Beebe, AK—Reports of birds dropping from the sky continue across south central U.S. Historic documents indicate massive bird droppings on Mayan temples have occurred as far back as the pre-classic period in Mesoamerica.
Dr. Sterling Hogbein, of the Hogbein Institute and Garage, believes “Mayan temples are just part of the story. We should not forget the numerous avian assaults throughout prehistory on outer Turdistan.”
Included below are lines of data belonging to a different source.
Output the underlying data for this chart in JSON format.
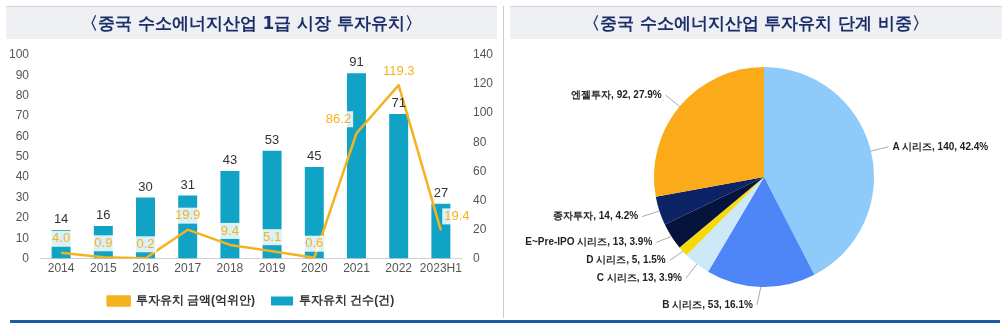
{
  "chart_data": [
    {
      "type": "bar",
      "title": "〈중국 수소에너지산업 1급 시장 투자유치〉",
      "categories": [
        "2014",
        "2015",
        "2016",
        "2017",
        "2018",
        "2019",
        "2020",
        "2021",
        "2022",
        "2023H1"
      ],
      "series": [
        {
          "name": "투자유치 건수(건)",
          "type": "bar",
          "color": "#11a3c6",
          "values": [
            14,
            16,
            30,
            31,
            43,
            53,
            45,
            91,
            71,
            27
          ]
        },
        {
          "name": "투자유치 금액(억위안)",
          "type": "line",
          "axis": "y2",
          "color": "#f5b21f",
          "values": [
            4.0,
            0.9,
            0.2,
            19.9,
            9.4,
            5.1,
            0.6,
            86.2,
            119.3,
            19.4
          ],
          "value_labels": [
            "4.0",
            "0.9",
            "0.2",
            "19.9",
            "9.4",
            "5.1",
            "0.6",
            "86.2",
            "119.3",
            "19.4"
          ]
        }
      ],
      "ylim": [
        0,
        100
      ],
      "yticks": [
        0,
        10,
        20,
        30,
        40,
        50,
        60,
        70,
        80,
        90,
        100
      ],
      "y2lim": [
        0,
        140
      ],
      "y2ticks": [
        0,
        20,
        40,
        60,
        80,
        100,
        120,
        140
      ],
      "data_labels": true,
      "legend": "bottom",
      "grid": false,
      "marker": "none"
    },
    {
      "type": "pie",
      "title": "〈중국 수소에너지산업 투자유치 단계 비중〉",
      "categories": [
        "A 시리즈",
        "B 시리즈",
        "C 시리즈",
        "D 시리즈",
        "E~Pre-IPO 시리즈",
        "종자투자",
        "엔젤투자"
      ],
      "values": [
        140,
        53,
        13,
        5,
        13,
        14,
        92
      ],
      "value_labels": [
        "140, 42.4%",
        "53, 16.1%",
        "13, 3.9%",
        "5, 1.5%",
        "13, 3.9%",
        "14, 4.2%",
        "92, 27.9%"
      ],
      "colors": [
        "#8ecbfa",
        "#4f86f7",
        "#cde9f9",
        "#f5d90a",
        "#06143d",
        "#0c2466",
        "#fbaa1a"
      ],
      "legend": false
    }
  ]
}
These droppings are not dotting patterns usually associated with flock feces; these are massive coordinated attacks on the same area. Dr. Hogbein reports having watched the pigeon-shit-scene from Mel Brooks’ High Anxiety ad nauseum and concluded, it is not as good as Blazing Saddles.
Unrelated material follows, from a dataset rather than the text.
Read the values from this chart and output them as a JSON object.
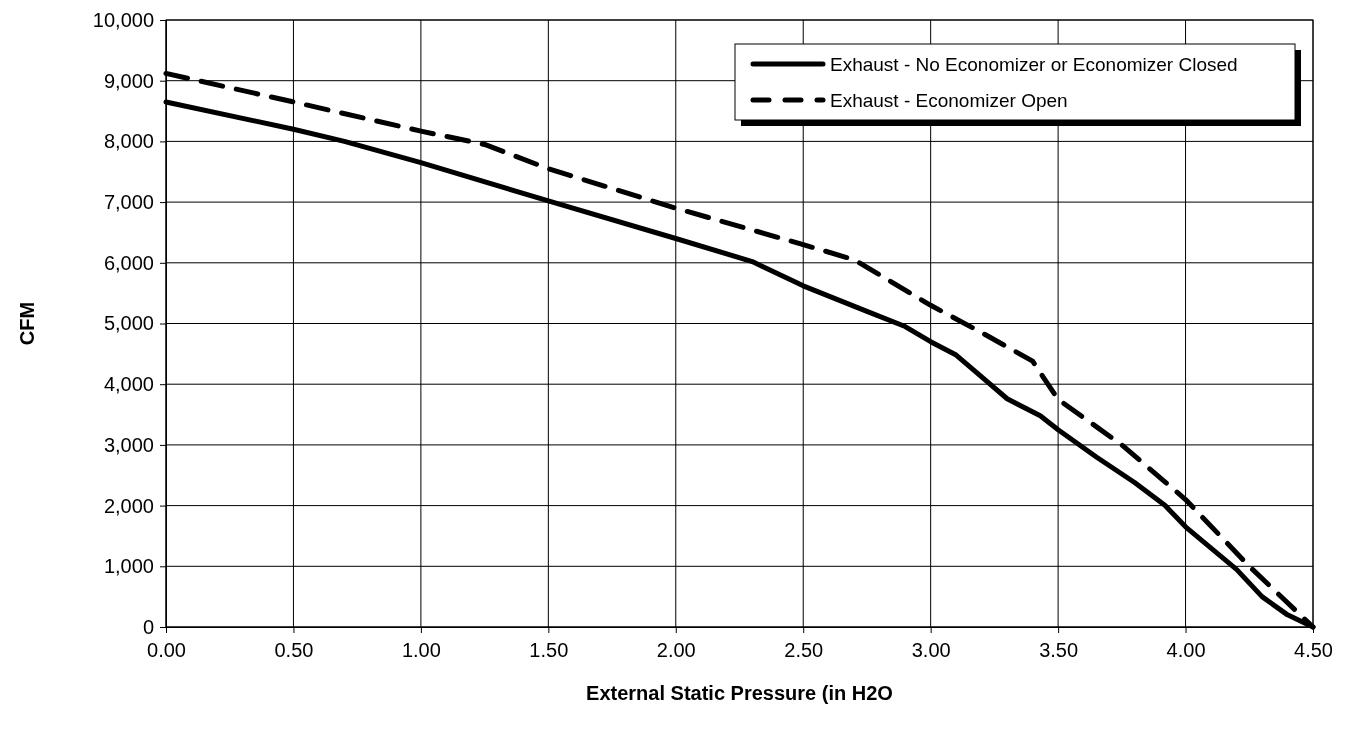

Experts confirm, along with fish kills, massive bird droppings are the first sign of the end of times as prophesized by the Mayan calendar. Incidentally, these items are now discounted for obvious reasons.
As for the Four Riders of the Apocalypse, turd falls under the jurisdiction of Pestilence, who “prefers bird waste for its high levels of uric acid and its ability to fatally infect the lungs of most mammals,” said Pestilence. “Turd is win-win.”
Dr. Hogbein believes the source of these larger droppings are monstrous mythical creatures known as the Chaos Pigeons. He also links these titanic turd sightings (TTS) to the phenomenon known as Crap Circles—a story that original broke on The Daily Discord in September of this year.